BI Oversees Food Transformation From the Farm to Village Downstream Processing
Surabaya, VIVA – In the face of global uncertainty, climate change, and threats of volatile food prices, Indonesia’s agricultural and livestock sectors are facing increasingly complex challenges. Yet behind these challenges, various regions in East Java are showing how collaboration among government, Bank Indonesia, farmers, livestock breeders, cooperatives, and village communities can drive a food-based economic transformation that is more modern, sustainable, and of higher added value.
From strengthening strategic food production, developing village-level downstream processing, processing livestock waste, to organic farming education tourism, this transformation is part of a major effort to maintain price stability while strengthening national food security.
The commitment was marked by the launch of the Movement for Inflation Control and Prosperous Food (GPIPS) for the Java region in 2026 at the Bulog Warehouse in Sidoarjo, East Java, on Wednesday 13 May 2026. The programme is an evolution of the National Movement for Inflation Control of Food (GNPIP) with a more integrated upstream-to-downstream approach.
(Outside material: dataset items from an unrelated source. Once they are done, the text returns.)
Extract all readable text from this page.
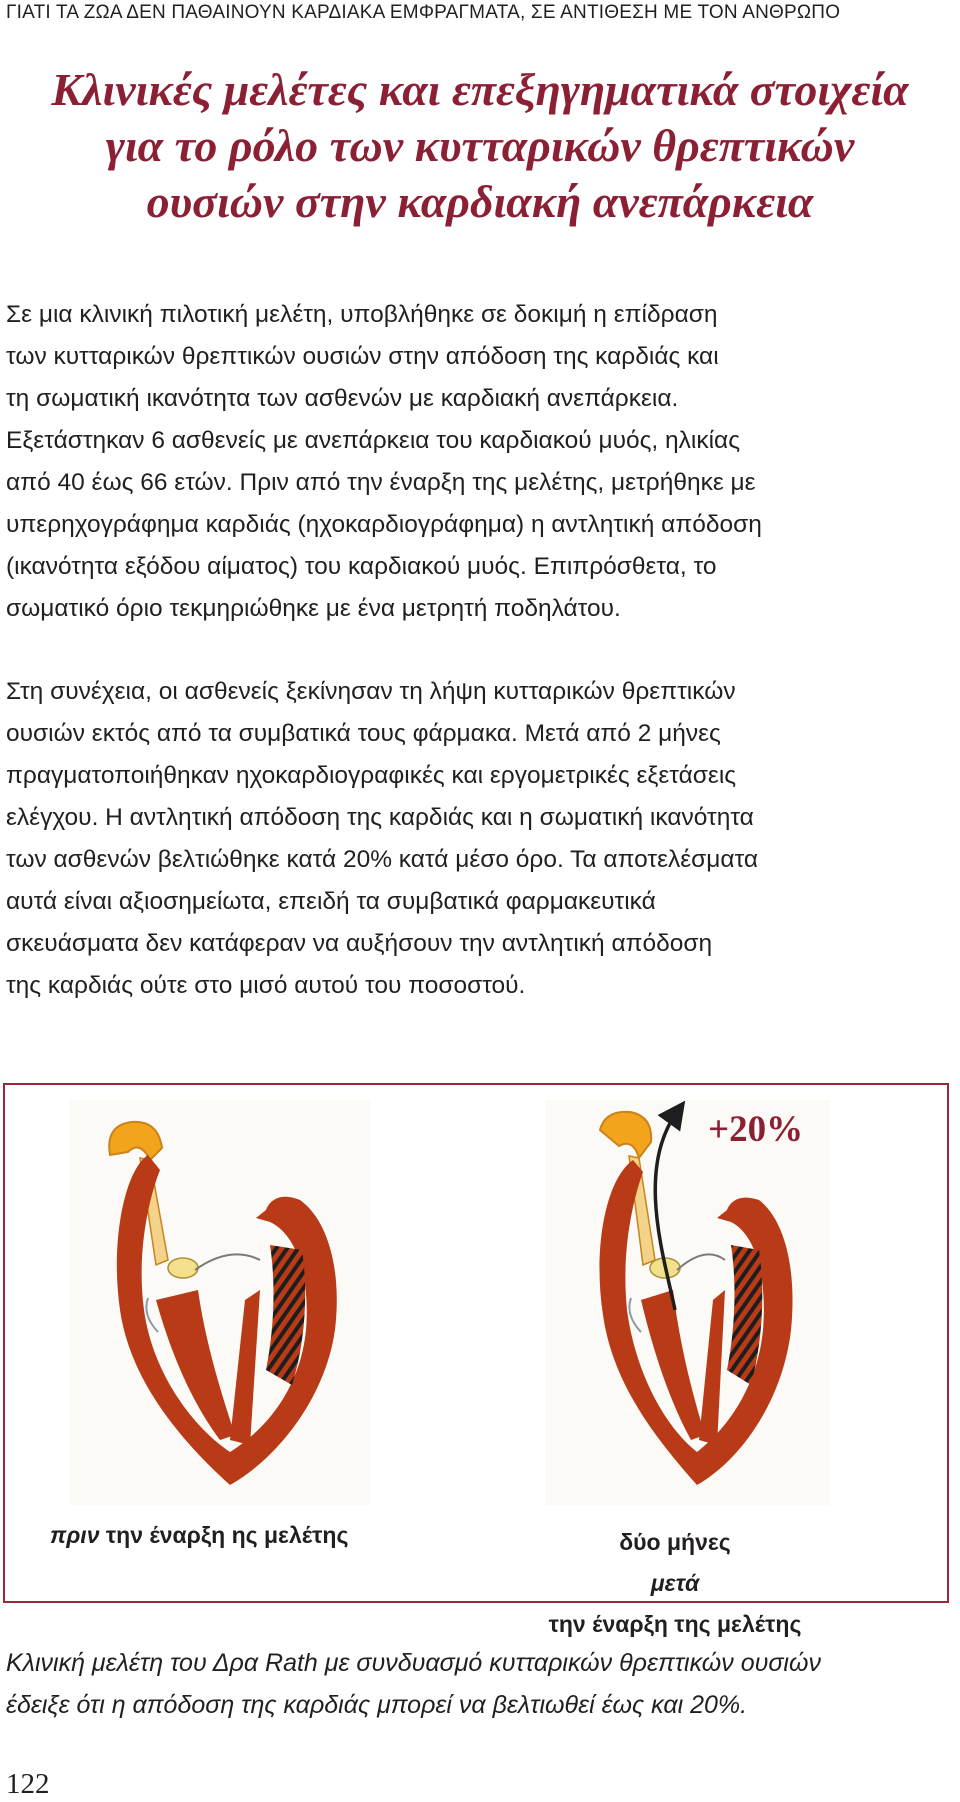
ΓΙΑΤΙ ΤΑ ΖΩΑ ΔΕΝ ΠΑΘΑΙΝΟΥΝ ΚΑΡΔΙΑΚΑ ΕΜΦΡΑΓΜΑΤΑ, ΣΕ ΑΝΤΙΘΕΣΗ ΜΕ ΤΟΝ ΑΝΘΡΩΠΟ
Κλινικές μελέτες και επεξηγηματικά στοιχεία
για το ρόλο των κυτταρικών θρεπτικών
ουσιών στην καρδιακή ανεπάρκεια

Σε μια κλινική πιλοτική μελέτη, υποβλήθηκε σε δοκιμή η επίδραση
των κυτταρικών θρεπτικών ουσιών στην απόδοση της καρδιάς και
τη σωματική ικανότητα των ασθενών με καρδιακή ανεπάρκεια.
Εξετάστηκαν 6 ασθενείς με ανεπάρκεια του καρδιακού μυός, ηλικίας
από 40 έως 66 ετών. Πριν από την έναρξη της μελέτης, μετρήθηκε με
υπερηχογράφημα καρδιάς (ηχοκαρδιογράφημα) η αντλητική απόδοση
(ικανότητα εξόδου αίματος) του καρδιακού μυός. Επιπρόσθετα, το
σωματικό όριο τεκμηριώθηκε με ένα μετρητή ποδηλάτου.

Στη συνέχεια, οι ασθενείς ξεκίνησαν τη λήψη κυτταρικών θρεπτικών
ουσιών εκτός από τα συμβατικά τους φάρμακα. Μετά από 2 μήνες
πραγματοποιήθηκαν ηχοκαρδιογραφικές και εργομετρικές εξετάσεις
ελέγχου. Η αντλητική απόδοση της καρδιάς και η σωματική ικανότητα
των ασθενών βελτιώθηκε κατά 20% κατά μέσο όρο. Τα αποτελέσματα
αυτά είναι αξιοσημείωτα, επειδή τα συμβατικά φαρμακευτικά
σκευάσματα δεν κατάφεραν να αυξήσουν την αντλητική απόδοση
της καρδιάς ούτε στο μισό αυτού του ποσοστού.

+20%
πριν την έναρξη ης μελέτης	δύο μήνες
μετά
την έναρξη της μελέτης

Κλινική μελέτη του Δρα Rath με συνδυασμό κυτταρικών θρεπτικών ουσιών
έδειξε ότι η απόδοση της καρδιάς μπορεί να βελτιωθεί έως και 20%.

122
Deputy Governor of Bank Indonesia Aida S. Budiman said GPIPS is designed to address the increasingly complex challenges of food price stability. According to her, controlling food inflation now requires not only short-term market operations, but also strengthening the production and distribution sectors.
‘Through GPIPS, food inflation control is not only focused on short-term price stabilisation, but also on strengthening production, post-harvest, and distribution of food to support sustainable national food security,’ Aida said in Sidoarjo, East Java, on Wednesday.
GPIPS 2026 focuses on two main aspects: increasing productivity and ensuring smooth food distribution. The three national priority commodities are rice, chilli, and shallots.
‘GPIPS is stronger than the previous programme, particularly in three areas: first, alignment of programme with government priorities, especially in supporting increased production, strengthening distribution, and stabilising strategic food to support the Asta Cita agenda towards self-sufficiency in food,’ Aida said.
Bank Indonesia is optimistic that the measures will keep volatile food inflation within the 3-5% range throughout 2026. However challenges such as climate change, El Niño, post-harvest strengthening, and the aging-farmer phenomenon remain serious concerns.